Doch das Stück ist keine One-Woman-Show, und so stehen ihr durchaus ebenbürtige Kolleginnen und Kollegen zur Seite. Als männlicher Hauptdarsteller sei hier Tim Müller genannt, dem es sehr gut gelingt, als Nick Hurley zwischen dem zugeknöpften Anzugträger und dem sympathischen Sneakerboy zu balancieren. Nicks Beweggründe weiß Müller sehr gut zu vermitteln, nebenbei singt er auch noch fantastisch.
Nini Stadlmann berührt als Hannah mit ihrem Song „Eins zu ‘ner Million“, Zoe Staubli steht ihr als Gloria – der heimliche Publikumsliebling – gesanglich wie schauspielerisch in nichts nach und auch Marlene Jubelius als Tess sowie Deike Darrelmann als Kiki können überzeugen. Stephan Luethy wechselt gekonnt zwischen dem Stahlwerks-Azubi Andy und einem Jurymitglied der Tanzakademie, an der Alex vortanzt. Sven Olaf Denkinger mimt den „bösen“ Clubbesitzer C.C. als herrlich schmierigen Bilderbuch-Fiesling, während Frank Bahrenberg als „guter“ Clubbesitzer Harry durch seine sympathische Spielart positiv auffällt.
Komödiantisches Talent beweist Miriam Schwan in ihrer Doppelrolle als Ms. Wilde und Pflegerin Louise, doch für die meisten Lacher sorgt Lukas Witzel als Möchtegern-Komiker Jimmy, der sich krampfhaft bemüht, einen platten Witz nach dem anderen zu reißen und auch bei Freundin Gloria nicht mit albernen Sprüchen spart. Auf Jimmys Feststellung „Baby, wäre das schön, wenn du jetzt geil wärst“ antwortet Gloria nur trocken: „Wäre das geil, wenn du jetzt schön wärst.“ Einmal mehr kann Lukas Witzel zudem seine klangschöne Stimme zu Gehör bringen. So stellt sein Song „Gloria“ (eine der wenigen auf Englisch gesungenen Nummern) einen der musikalischen Höhepunkte der Show dar.

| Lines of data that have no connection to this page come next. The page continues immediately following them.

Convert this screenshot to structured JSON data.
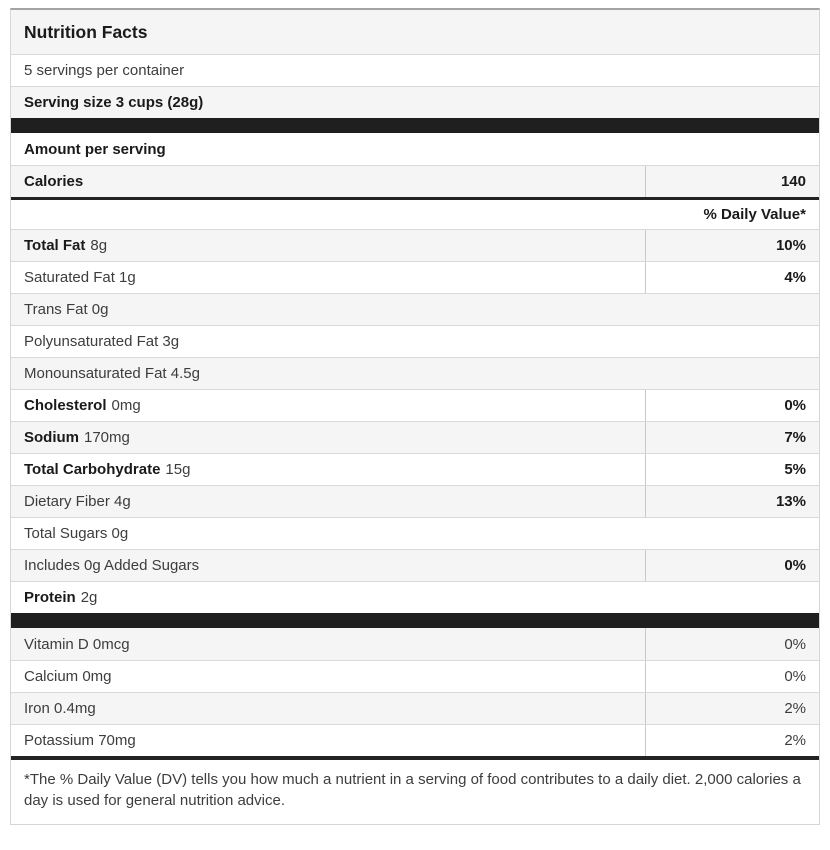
{
  "nutrition_label": {
    "title": "Nutrition Facts",
    "servings_per_container": "5 servings per container",
    "serving_size": "Serving size 3 cups (28g)",
    "amount_per_serving": "Amount per serving",
    "calories": {
      "label": "Calories",
      "value": "140"
    },
    "daily_value_header": "% Daily Value*",
    "nutrients": [
      {
        "id": "total-fat",
        "bold": "Total Fat",
        "text": "8g",
        "value": "10%",
        "value_bold": true,
        "shaded": true
      },
      {
        "id": "saturated-fat",
        "bold": "",
        "text": "Saturated Fat 1g",
        "value": "4%",
        "value_bold": true,
        "shaded": false
      },
      {
        "id": "trans-fat",
        "bold": "",
        "text": "Trans Fat 0g",
        "value": "",
        "value_bold": false,
        "shaded": true
      },
      {
        "id": "polyunsaturated-fat",
        "bold": "",
        "text": "Polyunsaturated Fat 3g",
        "value": "",
        "value_bold": false,
        "shaded": false
      },
      {
        "id": "monounsaturated-fat",
        "bold": "",
        "text": "Monounsaturated Fat 4.5g",
        "value": "",
        "value_bold": false,
        "shaded": true
      },
      {
        "id": "cholesterol",
        "bold": "Cholesterol",
        "text": "0mg",
        "value": "0%",
        "value_bold": true,
        "shaded": false
      },
      {
        "id": "sodium",
        "bold": "Sodium",
        "text": "170mg",
        "value": "7%",
        "value_bold": true,
        "shaded": true
      },
      {
        "id": "total-carbohydrate",
        "bold": "Total Carbohydrate",
        "text": "15g",
        "value": "5%",
        "value_bold": true,
        "shaded": false
      },
      {
        "id": "dietary-fiber",
        "bold": "",
        "text": "Dietary Fiber 4g",
        "value": "13%",
        "value_bold": true,
        "shaded": true
      },
      {
        "id": "total-sugars",
        "bold": "",
        "text": "Total Sugars 0g",
        "value": "",
        "value_bold": false,
        "shaded": false
      },
      {
        "id": "added-sugars",
        "bold": "",
        "text": "Includes 0g Added Sugars",
        "value": "0%",
        "value_bold": true,
        "shaded": true
      },
      {
        "id": "protein",
        "bold": "Protein",
        "text": "2g",
        "value": "",
        "value_bold": false,
        "shaded": false
      }
    ],
    "vitamins": [
      {
        "id": "vitamin-d",
        "bold": "",
        "text": "Vitamin D 0mcg",
        "value": "0%",
        "value_bold": false,
        "shaded": true
      },
      {
        "id": "calcium",
        "bold": "",
        "text": "Calcium 0mg",
        "value": "0%",
        "value_bold": false,
        "shaded": false
      },
      {
        "id": "iron",
        "bold": "",
        "text": "Iron 0.4mg",
        "value": "2%",
        "value_bold": false,
        "shaded": true
      },
      {
        "id": "potassium",
        "bold": "",
        "text": "Potassium 70mg",
        "value": "2%",
        "value_bold": false,
        "shaded": false
      }
    ],
    "footnote": "*The % Daily Value (DV) tells you how much a nutrient in a serving of food contributes to a daily diet. 2,000 calories a day is used for general nutrition advice.",
    "colors": {
      "shaded_row": "#f5f5f5",
      "bar": "#1f1f1f",
      "thick_border": "#232323",
      "thin_border": "#d9d9d9",
      "text_bold": "#1a1a1a",
      "text_regular": "#3d3d3d"
    }
  }
}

Auch optisch enttäuscht „Flashdance“ nicht. Die Ausstattung von Birte Wallbaum trifft den Zeitgeist der Achtziger, was sowohl die teils farbenfrohen Kostüme als auch das Bühnenbild mit authentischem Cola-Automaten im Stahlwerk betrifft. Einen guten Job machen zudem die sechs Musiker unter der Leitung von Patricia Martin, die für einen coolen – wenn auch zu leise abgemischten – Achtziger-Sound sorgen. Unterm Strich bleibt somit eine unterhaltsame Show, die zwar unter einem schwachen Buch und einer inspirationslosen Regie und Choreografie leidet, aber zum Glück von der zeitlosen Musik lebt und von starken Darstellerinnen und Darstellern gerettet wird.